Add e2e test to validate performance metrics of volume lifecycle operations #94334

RaunakShah · 2020-08-29T20:14:18Z

What type of PR is this?
/kind feature
(Not sure if a test counts as a feature)

What this PR does / why we need it:
This test validates latency and throughput of volume
provisioning against a high baseline.

Test Steps:

Create a Storage Class
Set up an informer on PVCs
Create 500 PVCs

Store create time for each PVC

Wait for all PVCs to enter Bound state

Use informer to store time when every PVC enters Bound state.

End wait if:

All PVCs enter Bound state (or)
Test times out

Calculate performance metrics based on above times
Validate performance metrics against baseline.

Future work: Add more metrics and calculate performance metrics for other types of operations.

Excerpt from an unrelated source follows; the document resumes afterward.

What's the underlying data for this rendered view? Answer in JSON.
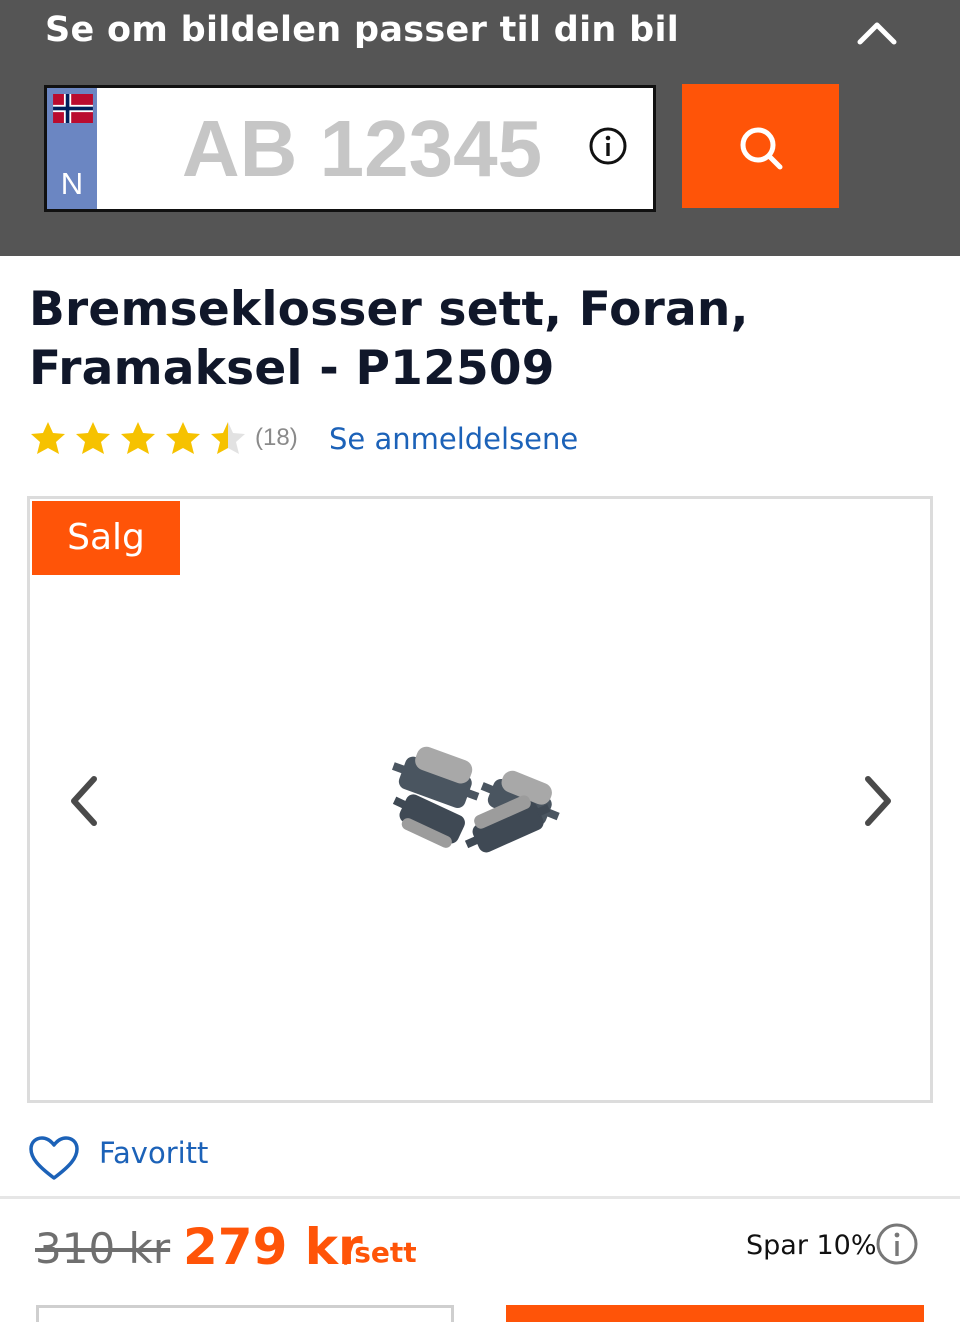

Which issue(s) this PR fixes:

Follow up to comments from @msau42 based on some performance improvements we've made to external sidecars.

Special notes for your reviewer:
Baselines are set to quite high values. Not sure what we should keep it as right now..
Does this PR introduce a user-facing change?:

NONE

Additional documentation e.g., KEPs (Kubernetes Enhancement Proposals), usage docs, etc.:

k8s-ci-robot · 2020-08-29T20:14:26Z

Hi @RaunakShah. Thanks for your PR.

I'm waiting for a kubernetes member to verify that this patch is reasonable to test. If it is, they should reply with /ok-to-test on its own line. Until that is done, I will not automatically test new commits in this PR, but the usual testing commands by org members will still work. Regular contributors should join the org to skip this step.

Once the patch is verified, the new status will be reflected by the ok-to-test label.

I understand the commands that are listed here.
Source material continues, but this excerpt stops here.